Wat betreft het uittreksel ‘model 1957’ stelt de rechtbank vast dat in de Engelse vertaling staat dat eisers geboortedatum 1/0/1970 is en in de Nederlandse vertaling staat dat de geboortedatum 1/07/1970 is, zodat daaraan weinig waarde kan worden gehecht. Dat eiser dit uittreksel later – op 8 april 2012 - heeft laten legaliseren door het Ministerie van Buitenlandse Zaken van Irak zegt niet meer dan dat de stempel en handtekening echt zijn, maar zegt niets over de inhoud.

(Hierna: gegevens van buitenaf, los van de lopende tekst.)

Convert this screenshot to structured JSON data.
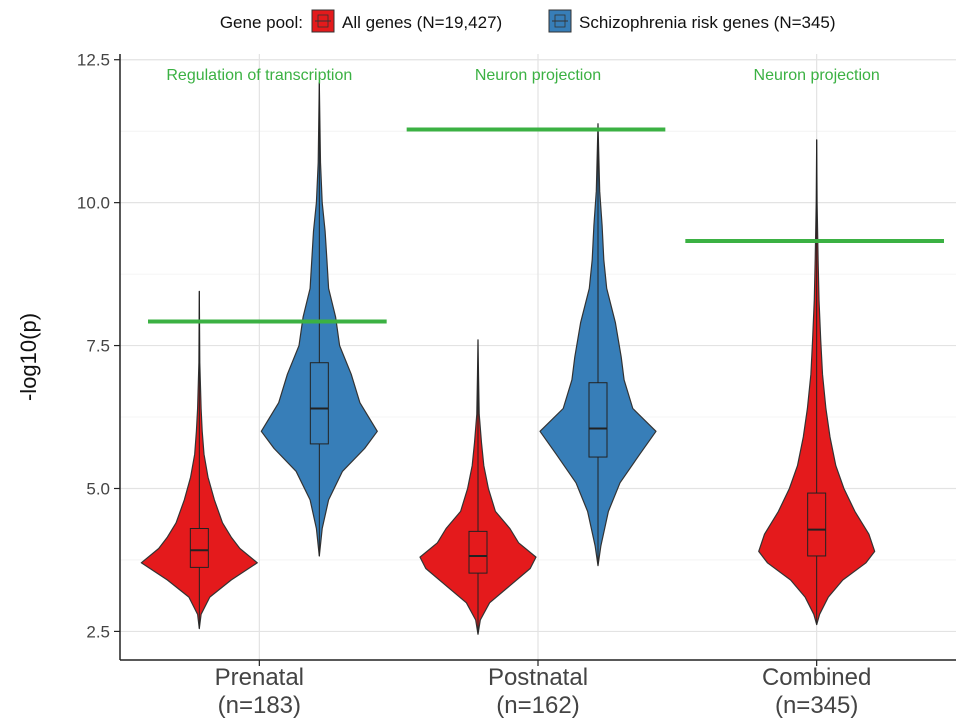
{
  "chart_data": {
    "type": "violin",
    "ylabel": "-log10(p)",
    "xlabel": "",
    "ylim": [
      2.0,
      12.6
    ],
    "yticks": [
      "2.5",
      "5.0",
      "7.5",
      "10.0",
      "12.5"
    ],
    "yticks_values": [
      2.5,
      5.0,
      7.5,
      10.0,
      12.5
    ],
    "grid": true,
    "legend": {
      "title": "Gene pool:",
      "position": "top",
      "entries": [
        {
          "label": "All genes (N=19,427)",
          "color": "#E41A1C"
        },
        {
          "label": "Schizophrenia risk genes (N=345)",
          "color": "#377EB8"
        }
      ]
    },
    "categories": [
      {
        "name": "Prenatal",
        "sub": "(n=183)"
      },
      {
        "name": "Postnatal",
        "sub": "(n=162)"
      },
      {
        "name": "Combined",
        "sub": "(n=345)"
      }
    ],
    "annotations": [
      {
        "category": "Prenatal",
        "text": "Regulation of transcription",
        "threshold": 7.92
      },
      {
        "category": "Postnatal",
        "text": "Neuron projection",
        "threshold": 11.28
      },
      {
        "category": "Combined",
        "text": "Neuron projection",
        "threshold": 9.33
      }
    ],
    "annotation_color": "#3BB143",
    "series": [
      {
        "group": "All genes (N=19,427)",
        "category": "Prenatal",
        "color": "#E41A1C",
        "min": 2.55,
        "q1": 3.62,
        "median": 3.92,
        "q3": 4.3,
        "max": 8.45,
        "density": [
          [
            2.55,
            0
          ],
          [
            2.8,
            0.03
          ],
          [
            3.1,
            0.18
          ],
          [
            3.4,
            0.55
          ],
          [
            3.7,
            1.0
          ],
          [
            3.95,
            0.7
          ],
          [
            4.15,
            0.55
          ],
          [
            4.4,
            0.4
          ],
          [
            4.8,
            0.26
          ],
          [
            5.2,
            0.15
          ],
          [
            5.6,
            0.08
          ],
          [
            6.0,
            0.05
          ],
          [
            6.4,
            0.03
          ],
          [
            7.2,
            0.008
          ],
          [
            8.45,
            0
          ]
        ]
      },
      {
        "group": "Schizophrenia risk genes (N=345)",
        "category": "Prenatal",
        "color": "#377EB8",
        "min": 3.82,
        "q1": 5.78,
        "median": 6.4,
        "q3": 7.2,
        "max": 12.1,
        "density": [
          [
            3.82,
            0
          ],
          [
            4.3,
            0.05
          ],
          [
            4.8,
            0.16
          ],
          [
            5.3,
            0.4
          ],
          [
            5.7,
            0.78
          ],
          [
            6.0,
            1.0
          ],
          [
            6.5,
            0.7
          ],
          [
            7.0,
            0.55
          ],
          [
            7.5,
            0.35
          ],
          [
            8.0,
            0.28
          ],
          [
            8.5,
            0.16
          ],
          [
            9.0,
            0.13
          ],
          [
            9.5,
            0.1
          ],
          [
            10.0,
            0.05
          ],
          [
            10.7,
            0.02
          ],
          [
            12.1,
            0
          ]
        ]
      },
      {
        "group": "All genes (N=19,427)",
        "category": "Postnatal",
        "color": "#E41A1C",
        "min": 2.45,
        "q1": 3.52,
        "median": 3.82,
        "q3": 4.25,
        "max": 7.6,
        "density": [
          [
            2.45,
            0
          ],
          [
            2.7,
            0.04
          ],
          [
            3.0,
            0.2
          ],
          [
            3.3,
            0.55
          ],
          [
            3.6,
            0.9
          ],
          [
            3.8,
            1.0
          ],
          [
            4.05,
            0.7
          ],
          [
            4.3,
            0.55
          ],
          [
            4.6,
            0.3
          ],
          [
            5.0,
            0.18
          ],
          [
            5.4,
            0.1
          ],
          [
            5.8,
            0.06
          ],
          [
            6.3,
            0.02
          ],
          [
            7.0,
            0.008
          ],
          [
            7.6,
            0
          ]
        ]
      },
      {
        "group": "Schizophrenia risk genes (N=345)",
        "category": "Postnatal",
        "color": "#377EB8",
        "min": 3.65,
        "q1": 5.55,
        "median": 6.05,
        "q3": 6.85,
        "max": 11.38,
        "density": [
          [
            3.65,
            0
          ],
          [
            4.0,
            0.05
          ],
          [
            4.6,
            0.18
          ],
          [
            5.1,
            0.38
          ],
          [
            5.6,
            0.72
          ],
          [
            6.0,
            1.0
          ],
          [
            6.4,
            0.6
          ],
          [
            6.9,
            0.45
          ],
          [
            7.3,
            0.4
          ],
          [
            7.9,
            0.3
          ],
          [
            8.5,
            0.15
          ],
          [
            9.0,
            0.1
          ],
          [
            9.6,
            0.07
          ],
          [
            10.2,
            0.03
          ],
          [
            11.38,
            0
          ]
        ]
      },
      {
        "group": "All genes (N=19,427)",
        "category": "Combined",
        "color": "#E41A1C",
        "min": 2.62,
        "q1": 3.82,
        "median": 4.28,
        "q3": 4.92,
        "max": 11.1,
        "density": [
          [
            2.62,
            0
          ],
          [
            2.8,
            0.05
          ],
          [
            3.1,
            0.2
          ],
          [
            3.4,
            0.45
          ],
          [
            3.7,
            0.85
          ],
          [
            3.9,
            1.0
          ],
          [
            4.2,
            0.9
          ],
          [
            4.6,
            0.66
          ],
          [
            5.0,
            0.47
          ],
          [
            5.4,
            0.33
          ],
          [
            5.9,
            0.23
          ],
          [
            6.4,
            0.16
          ],
          [
            7.0,
            0.1
          ],
          [
            7.6,
            0.07
          ],
          [
            8.3,
            0.04
          ],
          [
            9.0,
            0.025
          ],
          [
            10.0,
            0.008
          ],
          [
            11.1,
            0
          ]
        ]
      }
    ]
  }
}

Verweerder heeft bestreden dat dit document een geboorteakte is omdat - zoals de gemachtigde van verweerder ter zitting nader heeft toegelicht – er in een geboorteakte nooit de burgerlijke staat en religie wordt vermeld. Het is volgens verweerder een lager brondocument. De rechtbank kan verweerder hierin volgen. Dit overgelegde document is in het licht van al het eerder overgelegde met de vermelding van de geboortedatum [geboortedag] 1975, derhalve onvoldoende.
Aan de door eiser overgelegde verklaring van de Iraakse ambassade in Den Haag waarin de juistheid van de legalisaties met betrekking tot het uittreksel ‘model 1957’ wordt bevestigd, kan niet de waarde worden gehecht die eiser daaraan gehecht wenst te zien nu eiser zich bij de ambassade heeft gelegitimeerd met zijn Nederlandse Vreemdelingendocument waarop de volgens eiser beweerdelijk onjuiste geboortedatum [geboortedag] 1975 staat vermeld, terwijl de uitgifte van het Iraakse paspoort waarop als geboortedatum [geboortedag] 1970 staat vermeld is gedateerd 31 december 2013 en eiser dit paspoort – naar hij er zitting heeft verklaard - op 3 februari 2014 – derhalve vóór de datum van de verklaring van de Iraakse ambassade – heeft ontvangen. Zoals hiervoor reeds overwogen zegt de juistheid van de legalisaties bovendien niets over de inhoud van het betreffende document.
Wat betreft het overgelegde Iraakse paspoort is niet duidelijk dat dit betrekking heeft op de identiteit van eiser. Bovendien is onduidelijk welk onderzoek de Iraakse autoriteiten naar de identiteit van eiser hebben gedaan. Niet getwijfeld wordt aan de echtheid van het overgelegde paspoort, wel aan de identiteit van de aanbieder.
7 Nu artikel 2.8 van de Wet Brp geen ruimte laat voor een belangenafweging en eiser naar het oordeel van de rechtbank gelet op het voorgaande niet heeft aangetoond dat de overgelegde documenten op hem betrekking hebben, is derhalve niet onomstotelijk vast komen te staan dat de geboortedatum van eiser zoals opgenomen in de BRP, feitelijk onjuist is, en dat de nieuw gestelde geboortedatum wel juist is en op hem betrekking heeft. Verweerder heeft dan ook op goede gronden geweigerd om de nieuw gestelde geboortedatum in de BRP te wijzigen.
8 Het beroep is ongegrond.
9 Voor een proceskostenveroordeling bestaat geen aanleiding.

Beslissing

De rechtbank verklaart het beroep ongegrond.
Deze uitspraak is gedaan door mr. J.L.E. Bakels, rechter, in aanwezigheid van
mr. N. Woldring, griffier. De beslissing is in het openbaar uitgesproken op 7 juli 2015.
griffier rechter
Afschrift verzonden aan partijen op:

Rechtsmiddel

Tegen deze uitspraak kan binnen zes weken na de dag van verzending daarvan hoger beroep worden ingesteld bij de Afdeling bestuursrechtspraak van de Raad van State. Als hoger beroep is ingesteld, kan bij de voorzieningenrechter van de hogerberoepsrechter worden verzocht om het treffen van een voorlopige voorziening of om het opheffen of wijzigen van een bij deze uitspraak getroffen voorlopige voorziening.